Mielleuse, fruitée, acidulée, la parole poétique nous fait voyager au milieu des saveurs sucrées. Convoquant des symboles très différents, jouant sur le sens des mots, conjuguant nos différents sens : toutes les excuses sont bonnes pour contempler un monde au goût sucré !
La satire à la sauce aigre-douce
« Au lecteur », Les Regrets, Du Bellay (d’après la traduction Livres de Poche) : « Ce petit livre, lecteur, que nous te donnons maintenant, a un arrière-goût composite : celui du fiel, en même temps que celui du miel et du sel. »
A tout réquisitoire salé contre la société, à toute indignation, et donc à tout fiel, il faudrait ajouter un peu de miel d’après Du Bellay. Bien qu’il soit surtout connu pour ses élégies (seum et amertume), le poète a bien précédé Molière dans la critique de l’hypocrisie des courtisans (ici, de la cour pontificale romaine). Quoi de plus ironique que de mimer les manières mielleuses de ces personnages qui cherchent à « Seigneuriser chacun d’un baisement de main » ? Au fiel de la colère de Du Bellay contre le luxueux train de vie que mènent les courtisans, se mêlent d’une part d’autres registres (tout n’est pas vindicatif) et d’autre part un peu d’ironie douce-amère.
Rimbaud, Poésies, II : « Ce qu’on dit au poète à propos des fleurs » : « Oui, vos bavures de pipeaux / Font de précieuses glucoses ! » IV. « Ton quatrain plonge aux bois sanglants / Et revient proposer aux Hommes / Divers sujets de sucres blancs, / De pectoraires et de gommes ! »
Rimbaud s’érige contre tout ce qui est « fadasse », trop convenu, doucereux et univoque. C’est grâce à ce dieu de la poésie qui a su trouver la Beauté – cet idéal éthéré, écœurant et glucoseux – « amère » (Une Saison en enfer) que les poètes ont abandonné les poèmes-barbapapa pour des trucs un peu laids, un peu trash, un peu… ancrés dans le réel finalement ? (Bon d’accord, Baudelaire avait déjà bien déblayé le chemin).
Abondance, fertilité, érotisme : le sucre, que de promesses !
Exode 33, 1 – 3 : « Le Seigneur parla à Moïse : « Va, toi et le peuple que tu as fait monter du pays d’Egypte, monte d’ici vers la terre que j’ai juré de donner […]. Monte vers une terre ruisselant de lait et de miel. » (source : aelf.com)

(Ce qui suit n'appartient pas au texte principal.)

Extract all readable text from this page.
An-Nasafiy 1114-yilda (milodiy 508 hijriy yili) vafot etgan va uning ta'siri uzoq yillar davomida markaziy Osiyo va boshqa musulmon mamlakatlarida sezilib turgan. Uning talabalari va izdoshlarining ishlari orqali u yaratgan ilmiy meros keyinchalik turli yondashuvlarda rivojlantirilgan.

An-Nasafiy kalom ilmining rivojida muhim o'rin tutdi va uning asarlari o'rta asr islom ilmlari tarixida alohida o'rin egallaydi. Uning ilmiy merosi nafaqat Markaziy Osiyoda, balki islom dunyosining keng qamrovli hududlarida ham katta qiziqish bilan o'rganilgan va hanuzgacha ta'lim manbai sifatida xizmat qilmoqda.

Le miel et le lait évoquent ici ce qui est agréable, doux, mais aussi précieux. Pour qu’il y ait lait et miel, il faut qu’il y ait alliance entre la nature et l’homme, et donc harmonie et paix. Là où ça devient intéressant, c’est lorsque certains commentateurs rapprochent le lait et le miel des fluides corporels, et donc de la fertilité – quel que soit le sexe. Cette image biblique archi-connue aurait-elle un sens caché érotique ?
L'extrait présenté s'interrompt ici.